Quatre militants du CNL sont détenus au cachot de la commune Murwi, depuis dimanche 17 mars. Leurs familles crient à une arrestation sur fond politique. Les administratifs parlent de détention pour réunion illégale. Un cas parmi tant d’autres, ces derniers jours. Iwacu a fait une enquête.

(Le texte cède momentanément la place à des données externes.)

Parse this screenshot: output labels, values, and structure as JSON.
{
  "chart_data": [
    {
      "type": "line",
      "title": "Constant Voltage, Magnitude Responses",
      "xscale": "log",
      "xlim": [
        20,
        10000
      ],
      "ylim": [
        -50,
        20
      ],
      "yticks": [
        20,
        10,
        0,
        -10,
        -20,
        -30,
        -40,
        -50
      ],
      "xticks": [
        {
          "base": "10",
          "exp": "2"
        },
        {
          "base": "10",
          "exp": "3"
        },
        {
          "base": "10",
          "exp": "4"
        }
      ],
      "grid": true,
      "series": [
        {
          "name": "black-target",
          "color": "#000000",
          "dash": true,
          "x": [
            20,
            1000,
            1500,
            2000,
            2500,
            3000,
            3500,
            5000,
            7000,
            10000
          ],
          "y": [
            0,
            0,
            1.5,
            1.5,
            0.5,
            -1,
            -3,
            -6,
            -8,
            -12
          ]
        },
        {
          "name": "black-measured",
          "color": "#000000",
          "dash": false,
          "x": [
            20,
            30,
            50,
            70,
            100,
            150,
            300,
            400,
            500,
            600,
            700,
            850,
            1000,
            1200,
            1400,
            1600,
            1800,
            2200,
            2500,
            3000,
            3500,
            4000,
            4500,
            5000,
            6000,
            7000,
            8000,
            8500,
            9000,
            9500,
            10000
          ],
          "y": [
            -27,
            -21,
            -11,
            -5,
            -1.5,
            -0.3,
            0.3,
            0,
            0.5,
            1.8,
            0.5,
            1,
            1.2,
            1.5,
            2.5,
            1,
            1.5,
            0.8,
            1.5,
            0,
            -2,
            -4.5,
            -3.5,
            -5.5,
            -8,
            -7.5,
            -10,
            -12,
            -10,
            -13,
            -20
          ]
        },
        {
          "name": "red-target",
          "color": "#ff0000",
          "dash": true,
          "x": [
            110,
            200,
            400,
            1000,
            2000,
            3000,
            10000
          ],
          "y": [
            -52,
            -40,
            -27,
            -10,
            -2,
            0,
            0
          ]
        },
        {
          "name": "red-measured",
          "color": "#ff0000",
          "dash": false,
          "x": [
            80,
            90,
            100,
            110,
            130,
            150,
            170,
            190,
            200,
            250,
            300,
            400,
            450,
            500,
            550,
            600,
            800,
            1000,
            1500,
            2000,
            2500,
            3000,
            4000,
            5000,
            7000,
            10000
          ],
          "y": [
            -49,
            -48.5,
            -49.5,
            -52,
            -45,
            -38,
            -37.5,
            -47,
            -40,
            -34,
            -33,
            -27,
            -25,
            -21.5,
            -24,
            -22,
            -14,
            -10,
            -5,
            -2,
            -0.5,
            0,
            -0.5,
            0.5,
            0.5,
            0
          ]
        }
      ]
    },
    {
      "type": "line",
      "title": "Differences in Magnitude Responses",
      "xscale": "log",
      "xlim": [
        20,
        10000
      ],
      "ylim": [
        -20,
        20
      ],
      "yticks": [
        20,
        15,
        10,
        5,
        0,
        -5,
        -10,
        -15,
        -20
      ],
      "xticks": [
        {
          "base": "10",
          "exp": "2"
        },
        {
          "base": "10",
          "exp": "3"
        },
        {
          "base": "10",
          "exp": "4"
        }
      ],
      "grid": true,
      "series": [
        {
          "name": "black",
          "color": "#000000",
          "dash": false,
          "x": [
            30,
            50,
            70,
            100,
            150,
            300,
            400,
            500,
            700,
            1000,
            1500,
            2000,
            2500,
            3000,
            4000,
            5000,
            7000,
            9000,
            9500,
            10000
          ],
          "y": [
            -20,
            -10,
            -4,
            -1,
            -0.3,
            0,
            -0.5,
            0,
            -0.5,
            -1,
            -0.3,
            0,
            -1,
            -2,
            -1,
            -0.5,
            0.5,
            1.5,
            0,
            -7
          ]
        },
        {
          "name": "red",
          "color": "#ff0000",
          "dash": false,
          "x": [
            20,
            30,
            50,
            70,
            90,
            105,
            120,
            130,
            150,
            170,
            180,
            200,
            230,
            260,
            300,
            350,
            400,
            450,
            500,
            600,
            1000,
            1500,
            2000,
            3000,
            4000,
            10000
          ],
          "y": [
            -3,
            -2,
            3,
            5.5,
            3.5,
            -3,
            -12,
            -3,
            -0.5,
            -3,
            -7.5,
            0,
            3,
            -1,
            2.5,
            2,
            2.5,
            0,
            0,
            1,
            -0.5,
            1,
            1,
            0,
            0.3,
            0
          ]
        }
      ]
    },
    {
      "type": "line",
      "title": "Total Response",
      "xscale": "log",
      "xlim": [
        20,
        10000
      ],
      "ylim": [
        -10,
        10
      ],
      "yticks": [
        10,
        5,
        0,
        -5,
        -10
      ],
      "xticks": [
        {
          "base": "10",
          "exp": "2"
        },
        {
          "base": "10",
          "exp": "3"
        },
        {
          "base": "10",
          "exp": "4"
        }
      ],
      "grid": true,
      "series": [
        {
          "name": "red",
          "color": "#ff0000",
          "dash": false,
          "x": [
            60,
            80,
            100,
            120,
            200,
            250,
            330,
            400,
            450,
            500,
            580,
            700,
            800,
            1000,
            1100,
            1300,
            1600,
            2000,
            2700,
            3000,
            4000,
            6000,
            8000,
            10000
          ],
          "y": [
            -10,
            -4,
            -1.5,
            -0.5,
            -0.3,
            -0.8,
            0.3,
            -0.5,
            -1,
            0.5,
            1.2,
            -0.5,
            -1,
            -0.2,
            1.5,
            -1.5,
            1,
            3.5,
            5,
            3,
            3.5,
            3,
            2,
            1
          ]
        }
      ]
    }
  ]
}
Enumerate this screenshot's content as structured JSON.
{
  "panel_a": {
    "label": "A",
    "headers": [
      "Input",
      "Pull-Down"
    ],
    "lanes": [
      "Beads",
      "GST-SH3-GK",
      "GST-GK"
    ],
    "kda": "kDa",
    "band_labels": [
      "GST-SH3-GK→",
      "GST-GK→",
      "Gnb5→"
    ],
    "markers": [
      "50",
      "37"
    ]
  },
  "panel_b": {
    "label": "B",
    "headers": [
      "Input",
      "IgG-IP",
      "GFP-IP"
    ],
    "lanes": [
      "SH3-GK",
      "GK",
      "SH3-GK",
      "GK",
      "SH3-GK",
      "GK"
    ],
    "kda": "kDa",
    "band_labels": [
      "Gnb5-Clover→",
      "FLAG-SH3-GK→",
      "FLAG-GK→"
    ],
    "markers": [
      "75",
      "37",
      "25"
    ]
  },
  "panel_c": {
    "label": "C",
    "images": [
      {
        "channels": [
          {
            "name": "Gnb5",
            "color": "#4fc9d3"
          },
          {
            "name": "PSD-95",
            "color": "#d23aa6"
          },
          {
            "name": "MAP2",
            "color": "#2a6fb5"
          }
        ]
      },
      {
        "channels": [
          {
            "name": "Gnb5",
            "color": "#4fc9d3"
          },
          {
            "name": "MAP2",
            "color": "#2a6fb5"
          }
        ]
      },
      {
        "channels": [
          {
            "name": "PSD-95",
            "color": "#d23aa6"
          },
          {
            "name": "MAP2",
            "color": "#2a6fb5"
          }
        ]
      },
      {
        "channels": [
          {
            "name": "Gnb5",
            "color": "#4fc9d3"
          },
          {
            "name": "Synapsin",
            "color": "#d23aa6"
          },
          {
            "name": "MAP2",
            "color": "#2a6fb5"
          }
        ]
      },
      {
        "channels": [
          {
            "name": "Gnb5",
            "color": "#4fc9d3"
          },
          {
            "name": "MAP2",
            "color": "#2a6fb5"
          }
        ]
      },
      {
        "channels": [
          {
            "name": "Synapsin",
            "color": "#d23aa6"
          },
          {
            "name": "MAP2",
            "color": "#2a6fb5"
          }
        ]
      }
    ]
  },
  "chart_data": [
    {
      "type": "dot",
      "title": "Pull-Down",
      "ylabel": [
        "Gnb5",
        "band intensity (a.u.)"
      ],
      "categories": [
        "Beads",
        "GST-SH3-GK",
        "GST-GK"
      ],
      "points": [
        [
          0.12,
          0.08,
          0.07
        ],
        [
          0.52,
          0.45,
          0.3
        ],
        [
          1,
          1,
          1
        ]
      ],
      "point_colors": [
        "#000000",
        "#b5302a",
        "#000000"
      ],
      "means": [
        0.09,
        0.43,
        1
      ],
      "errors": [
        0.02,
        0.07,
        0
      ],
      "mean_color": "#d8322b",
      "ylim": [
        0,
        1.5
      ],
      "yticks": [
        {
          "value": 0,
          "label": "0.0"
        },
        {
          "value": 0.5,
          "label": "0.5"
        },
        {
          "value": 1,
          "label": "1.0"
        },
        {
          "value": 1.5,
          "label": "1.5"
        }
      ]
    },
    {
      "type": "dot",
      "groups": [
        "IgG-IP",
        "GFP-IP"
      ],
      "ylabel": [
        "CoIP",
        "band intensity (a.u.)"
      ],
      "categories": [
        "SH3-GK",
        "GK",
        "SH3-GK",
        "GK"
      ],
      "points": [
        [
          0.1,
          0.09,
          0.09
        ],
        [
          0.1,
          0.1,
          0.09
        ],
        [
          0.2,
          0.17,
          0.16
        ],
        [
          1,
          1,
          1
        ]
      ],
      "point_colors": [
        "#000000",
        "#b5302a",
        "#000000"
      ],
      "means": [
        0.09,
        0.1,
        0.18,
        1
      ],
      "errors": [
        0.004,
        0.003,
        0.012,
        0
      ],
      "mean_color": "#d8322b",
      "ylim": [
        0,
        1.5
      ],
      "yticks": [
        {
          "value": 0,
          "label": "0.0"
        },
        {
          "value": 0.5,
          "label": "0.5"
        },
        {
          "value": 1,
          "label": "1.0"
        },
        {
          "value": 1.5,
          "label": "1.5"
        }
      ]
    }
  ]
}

Le temps s’annonce mauvais au chef-lieu de la province Cibitoke, lundi 25 mars. Un soleil timide, à peine levé disparaît aussitôt. Dans le ciel, des nuages lourds menacent.

La circulation n’est pas intense mais les activités urbaines se poursuivent. La vie paraît normale, sauf à la transversale 7 du quartier Kagazi, dans la famille d’un certain Eric Niragira, le président du Congrès national pour la liberté (CNL) en commune Murwi.

Depuis son «enlèvement», dimanche 17 mars, Francine Rukundo, sa femme, ses parents, ses frères et sœurs, etc. vivent dans l’angoisse. Ce matin, leur mine cache mal désolation, colère et désespoir.

Un petit bébé entre les mains, Mme Rukundo, non sans rancœur, témoigne dans quelles «circonstances » son mari a été «enlevé» à leur domicile. D’après elle, dimanche 17 mars, aux environs de 20h et demie, deux hommes se présentent chez eux. Un certain Schadrack Niyonkuru et Jean Marie alias Kajagari, tous des Imbonerakure habitant le quartier Buhinyuza de la commune Rugombo, à la 7e transversale.

Ils demandent où se trouve Eric Niragira. Sa femme réplique qu’il n’est pas là. Ils ne sont pas convaincus. Ils exigent qu’il sorte. «Il nous a été demandé de l’arrêter. Il se rappelle ce qu’il a fait cet après-midi sans doute». Dans l’entretemps, une silhouette apparaît. Un autre homme. Mme Rukundo ne parvient pas à le reconnaître.

Subitement, les deux premiers hommes entrent dans la maison. Ils fouillent partout et sortent au bout de quelques minutes. Ils n’ont rien trouvé. «Nous l’emmenons quand même». Eric Niragira est enlevé. Sa femme alerte la famille.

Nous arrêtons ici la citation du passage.